As much as I hated it, tears began to well in my eyes. “All because I was sleeping with the driver?” I asked, hardly able to believe this.

I loved my father, and I’d always thought that I was the apple of his eye. My mother had fled from him when I was a baby, and he never remarried. Whenever anyone asked, he assured them that I was enough. “Why would you need another child, when you’ve already achieved perfection,” he’d say to me with a wink.

Now, it was almost as though I were looking at a stranger. My father was not the man that I recognized. Standing before me was the Pakhan of the New York City Bratva. One of the most powerful men there was.

“Why are you doing this?” I asked. “Why won’t you name me as your successor?”

His eyes hardened even further. His lips thinned into a small line, and I knew that the question had irritated him. Probably because he did not like that I would even ask it.

“I would never leave the Bratva to a woman,” he said. His tone was devoid of any emotion.

“I am more capable than any man. Certainly, more than this Leo Petrov.”

“You’ve not even met the man.”

I snorted. “They are all the same,” I said with a wave of my hand. “They are more interested in fucking and spending money than they are ensuring that the Bratva remains in power. New York is changing. The Soviets are changing. The old ways won’t work. We can’t just keep killing Blanchis in the street. People are going to start asking questions. There’s a war on street gangs, on drugs…”

“Stop it.” My father’s voice boomed across the empty hallway, and I was surprised that no one had come looking for one of us.

But I could not stop it. I might not have much love for the men of the Bratva, but they were family, and as the daughter of the Pakhan, I saw it as my job to protect them. Men like Leo Petrov would continue to do things the old way because it had benefited them for so long, and that was a fatal mistake.

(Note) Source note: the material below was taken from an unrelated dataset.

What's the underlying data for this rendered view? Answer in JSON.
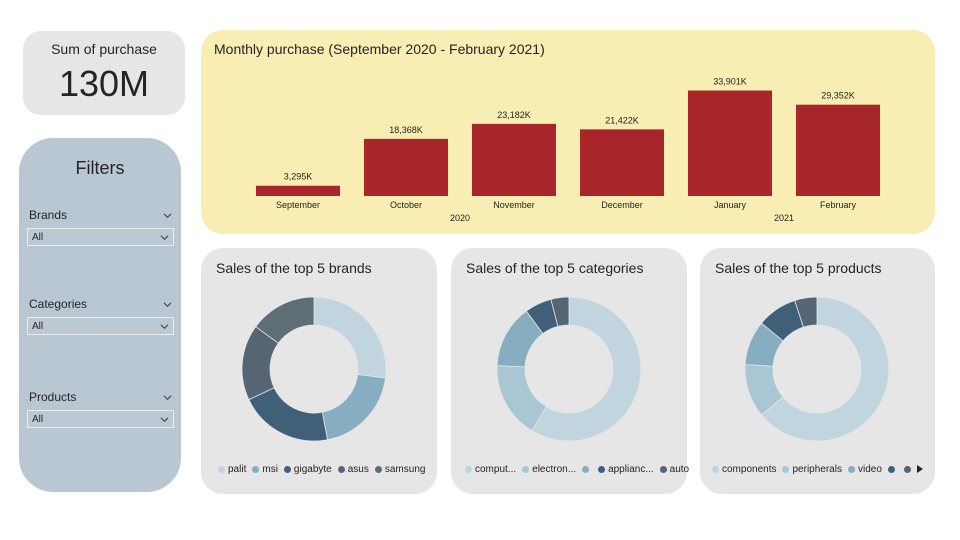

“I suppose that I only have myself to blame for all of this,” my father released a heavy sigh as he spoke. “For years, your grandmother told me that I was too lenient with you. She was right.”

I snorted. “Lenient because you let me go to school? That’s ridiculous. This isn’t the 1940s,” I reminded. “Women can do anything that men can do.”

My father shook his head. “That was my mistake. I allowed you to believe that you would one day take over for me.”

A sour taste filled my mouth at his words. “But that was never the path for you.”